THE QUESTION:
What’s signified by shepherds and wise men worshipping the newborn Jesus?
THE RELIGION GUY’S ANSWER:
The world’s most-read and most-recited narratives are quite likely the two independent and contrasting accounts of Jesus’ birth that begin the biblical Gospels of Matthew and Luke.
A particularly striking difference is that Matthew has a Jewish flavor yet features Gentile “wise men from the East” of high status and Luke, aimed at a Gentile audience, tells us of humble Jewish shepherds.

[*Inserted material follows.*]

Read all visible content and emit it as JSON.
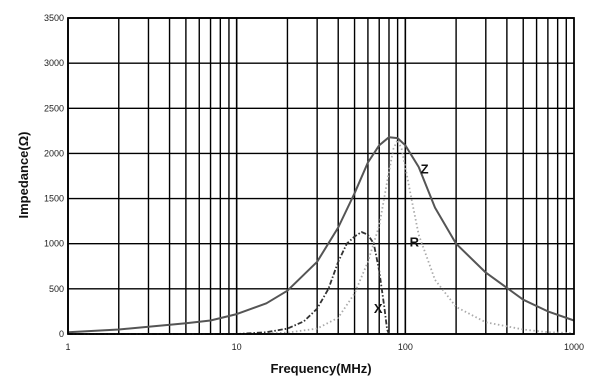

Intriguingly, neither Gospel knows of the other’s visitors who came to worship the baby of Bethlehem.
Several decades later, the Book of Acts records, the earliest Christians were busily converting not only Jews but a visiting Ethiopian official, hated Samaritans and Roman occupation soldiers, and then multicultural Gentiles across the Mediterranean region.
In the Christian understanding, the birth in Bethlehem fulfilled God’s promise in calling Abraham that “by you all the families of the earth will bless themselves” (Genesis 12:3) and the revelation to the prophet Isaiah that Israel would be “a light to the nations” (42:6, 49:6, 60:3).
By the early 50s A.D., the greatest of the early missionaries to Gentiles, St. Paul, would cite the universal call of Abraham as he taught believers that “there is neither Jew nor Greek, there is neither slave nor free, there is neither male nor female; for you are all one in Christ Jesus. And if you are Christ’s then you are Abraham’s offspring, heirs according to promise” (Galatians 3:6-9 and 28-29).